Summary: on trying to learn how to take a photograph
In 2004, the Finnish-American photographer, Arno Minkkinen, presented to the world his Helsinki Bus Station Theory of Photography. In summary, he argued that just as all the buses from the Helsinki bus terminal stop at the same first three stops before going to wildly different places, that the work of any photographer, over the first three years of their career, is going to be derivative of the work of somebody else. This is irrespective of what genre the photographer chooses to specialise in, from nudes to landscape to war photography: somebody will have been there before. Originality only emerges after persistence and practice over years. Or, as Minkkinen put it, if you “stay on the fucking bus,” rather than give up as soon as you recognise who your work is aping.
That is all well and good if you know which bus you want to get on in the first place. That is why people read Susan Sontag and John Berger: to work out what sort of photographer they want to be.
For me, John Berger provided an initial inspiration with his observation that some photographers work with “emancipatory” intent. After half of my professional career in humanitarian response and development, and the other half in human rights and anti-slavery work, this idea struck a chord with me, but still left me short of ideas of how to proceed.
Sontag’s photography books, paradoxically lacking any photographs, are not short of ideas. She writes of the philosophy of photography and photographers. Both of her books are enormously rich and challenging affairs. In particular, I found that On Photography required more than one reading to come anywhere close to fully appreciating the depth of her thought on the subject. Regarding the Pain of Others, perhaps because I have some experience of living and working in war zones, perhaps because I had read On Photography first, I found much more accessible.

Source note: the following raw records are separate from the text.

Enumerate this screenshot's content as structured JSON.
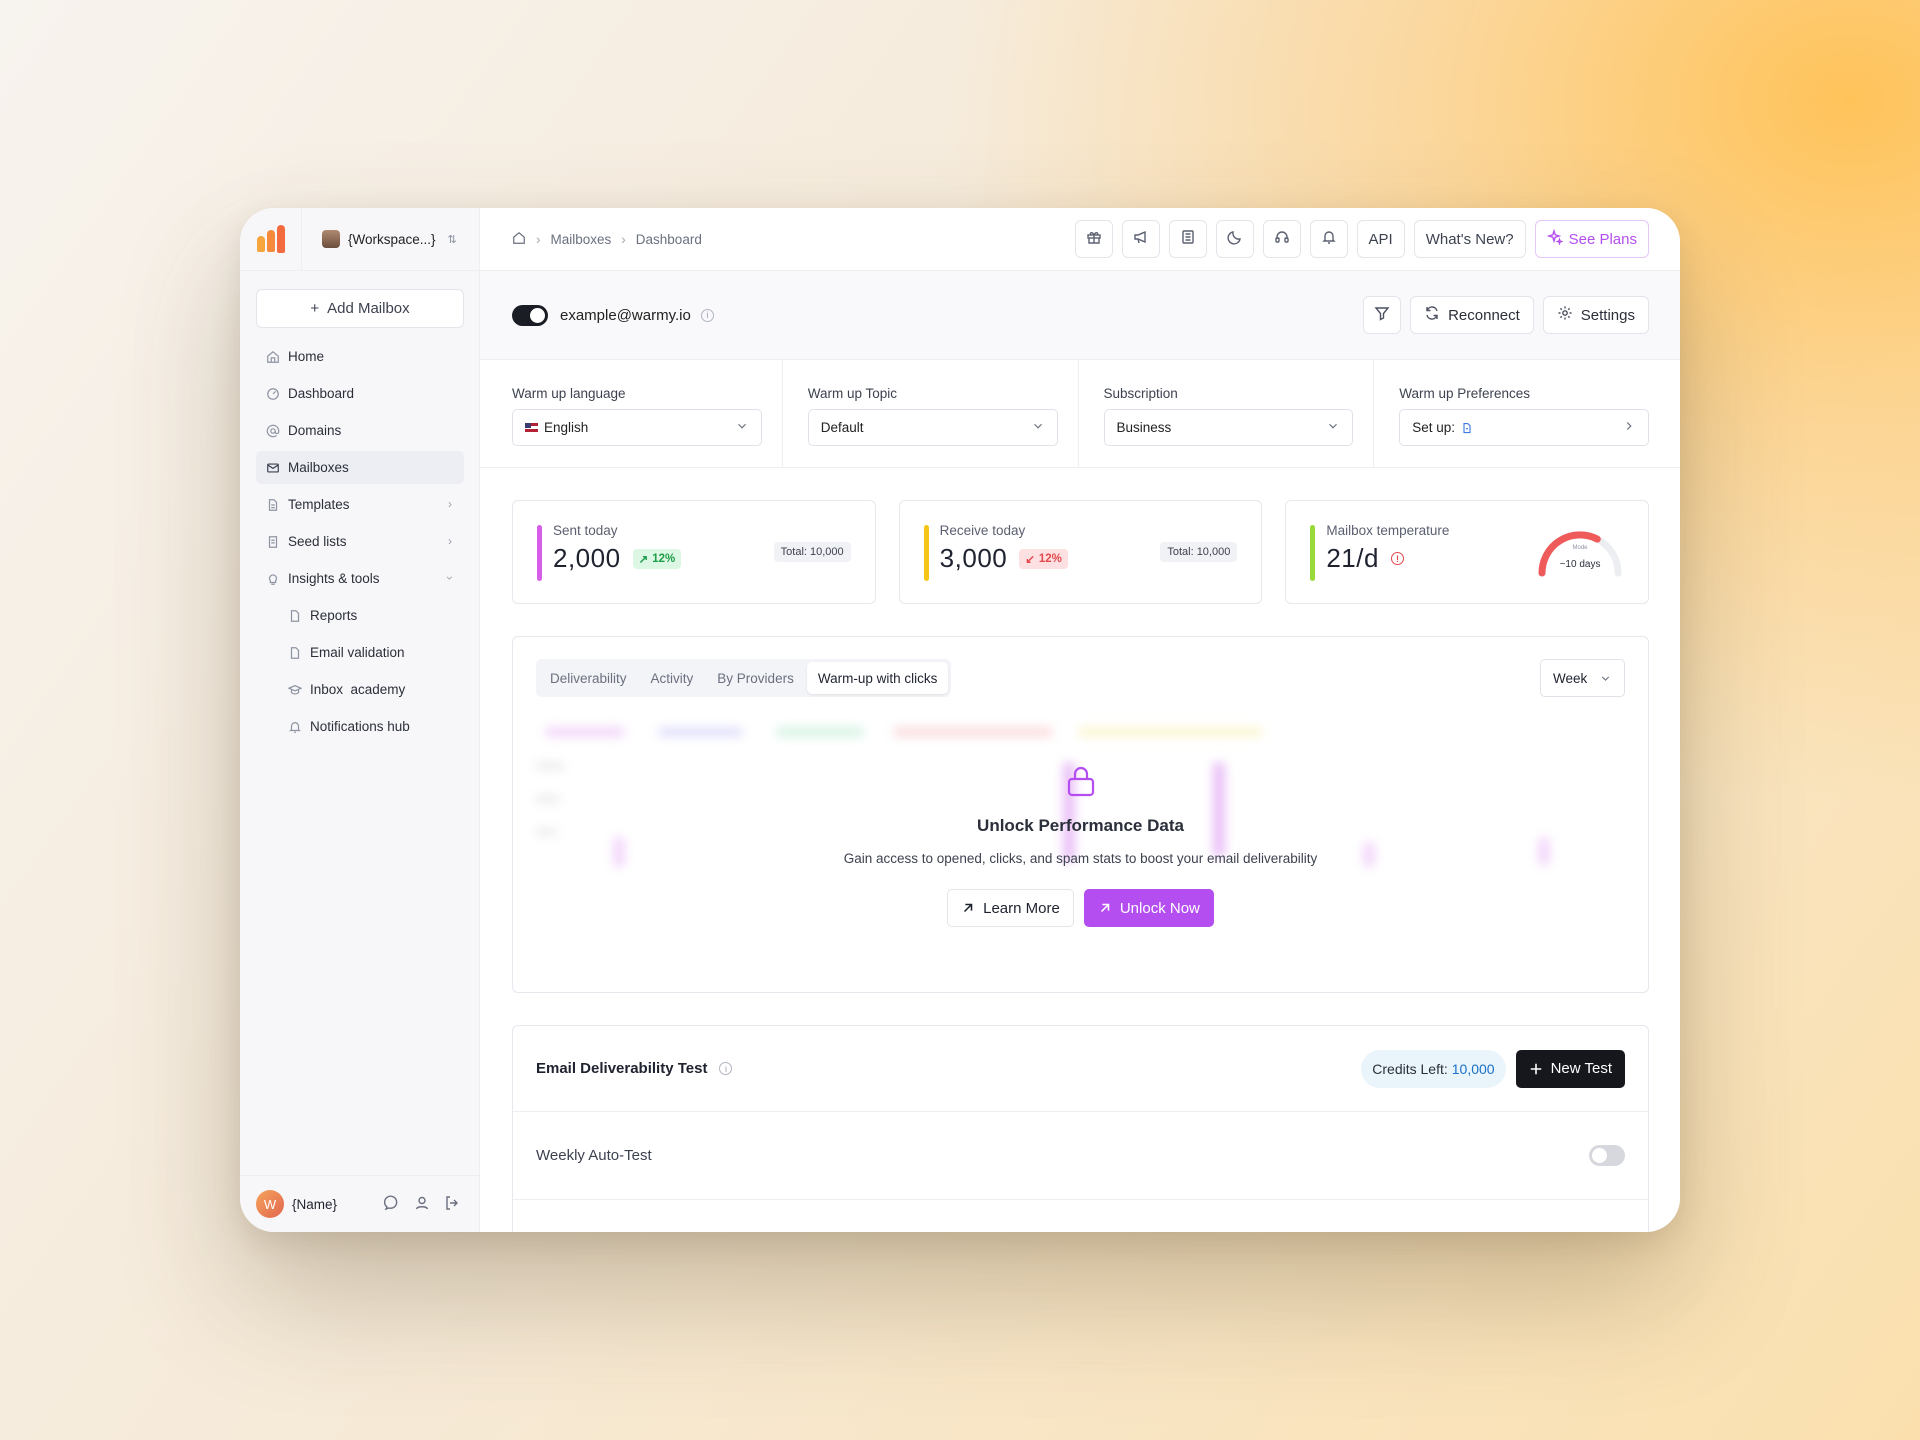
{
  "app": {
    "brand_colors": [
      "#f7a63d",
      "#f36a3f",
      "#b44ef0"
    ]
  },
  "sidebar": {
    "workspace": "{Workspace...}",
    "add_mailbox": "Add Mailbox",
    "items": [
      {
        "label": "Home",
        "icon": "home-icon"
      },
      {
        "label": "Dashboard",
        "icon": "dashboard-icon"
      },
      {
        "label": "Domains",
        "icon": "at-icon"
      },
      {
        "label": "Mailboxes",
        "icon": "mail-icon",
        "active": true
      },
      {
        "label": "Templates",
        "icon": "file-icon"
      },
      {
        "label": "Seed lists",
        "icon": "list-icon"
      },
      {
        "label": "Insights & tools",
        "icon": "bulb-icon",
        "expanded": true
      }
    ],
    "sub_items": [
      {
        "label": "Reports",
        "icon": "doc-icon"
      },
      {
        "label": "Email validation",
        "icon": "doc-icon"
      },
      {
        "label": "Inbox  academy",
        "icon": "cap-icon"
      },
      {
        "label": "Notifications hub",
        "icon": "bell-icon"
      }
    ],
    "user_initial": "W",
    "user_name": "{Name}"
  },
  "topbar": {
    "breadcrumbs": [
      "Mailboxes",
      "Dashboard"
    ],
    "api_label": "API",
    "whats_new": "What's New?",
    "see_plans": "See Plans"
  },
  "mailbox": {
    "email": "example@warmy.io",
    "enabled": true,
    "reconnect": "Reconnect",
    "settings": "Settings"
  },
  "settings": {
    "language_label": "Warm up language",
    "language_value": "English",
    "topic_label": "Warm up Topic",
    "topic_value": "Default",
    "subscription_label": "Subscription",
    "subscription_value": "Business",
    "prefs_label": "Warm up Preferences",
    "prefs_value": "Set up:"
  },
  "stats": {
    "sent": {
      "label": "Sent today",
      "value": "2,000",
      "change": "12%",
      "direction": "up",
      "total": "Total: 10,000",
      "color": "#d65ee8"
    },
    "received": {
      "label": "Receive today",
      "value": "3,000",
      "change": "12%",
      "direction": "down",
      "total": "Total: 10,000",
      "color": "#f5c518"
    },
    "temperature": {
      "label": "Mailbox temperature",
      "value": "21/d",
      "gauge_small": "Mode",
      "gauge_text": "~10 days",
      "color": "#9ad93a",
      "gauge_fraction": 0.65
    }
  },
  "performance": {
    "tabs": [
      "Deliverability",
      "Activity",
      "By Providers",
      "Warm-up with clicks"
    ],
    "active_tab": 3,
    "period": "Week",
    "title": "Unlock Performance Data",
    "subtitle": "Gain access to opened, clicks, and spam stats to boost your email deliverability",
    "learn_more": "Learn More",
    "unlock_now": "Unlock Now"
  },
  "deliverability_test": {
    "title": "Email Deliverability Test",
    "credits_label": "Credits Left:",
    "credits_value": "10,000",
    "new_test": "New Test",
    "auto_test_label": "Weekly Auto-Test",
    "auto_test_enabled": false
  }
}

Photography, Sontag observes, like sex, cooking and dancing, is a democratic art form that anyone can participate in. But just because anyone can press a button does not mean that anyone can take a good photograph. So, Sontag explores why some photographers not only take good photographs but take photos that are sometimes deemed worthy of putting in a museum.
And, there appear to be as many answers to this question as there are such photographers. Nadar reckoned the best portraits he took were of people he knew. Avedon reckoned his best portraits were of people he did not know. Cartier-Bresson reckoned you should think before and after taking a photograph, but definitely not during.
That successful photographers work to such diverse, sometimes mutually exclusive, ideas is one of the paradoxes of good photography. Perhaps I found an explanation from Berger’s own reflections on Sontag, “The camera saves a set of appearances from the otherwise supersession of further appearances…before the invention of the camera nothing could do this, except in the mind’s eye, the faculty of memory.”
So, perhaps what makes a photographer good is when they learn to capture with the camera that which they would wish to remember, or perhaps wish others to remember.
That gave me an idea.
One of my first experiences working in Africa was a visit to a poor neighbourhood in Addis Ababa, Kebele 37. Amidst the open sewers and crumbling mud houses densely packed together amidst a warren of streets I saw that someone had planted a geranium outside their door, in a salvaged cooking oil tin from a food distribution. There was something about that telling detail which seemed to me to encapsulate the indomitability of humanity, even in the midst of such dire poverty.
As a student of photography, that is the sort of image – the telling detail – that I want to capture, to emancipatory purpose when I can.

With that thought in mind I went for a walk in Borough Market and took the first photo that I think begins to express the sort of photographer I want to be.
Of course, after looking at it a while I thought, “That’s rather derivative of Salgado.” But that’s okay. I think that is the bus I want to be on. Let’s see where it takes me now.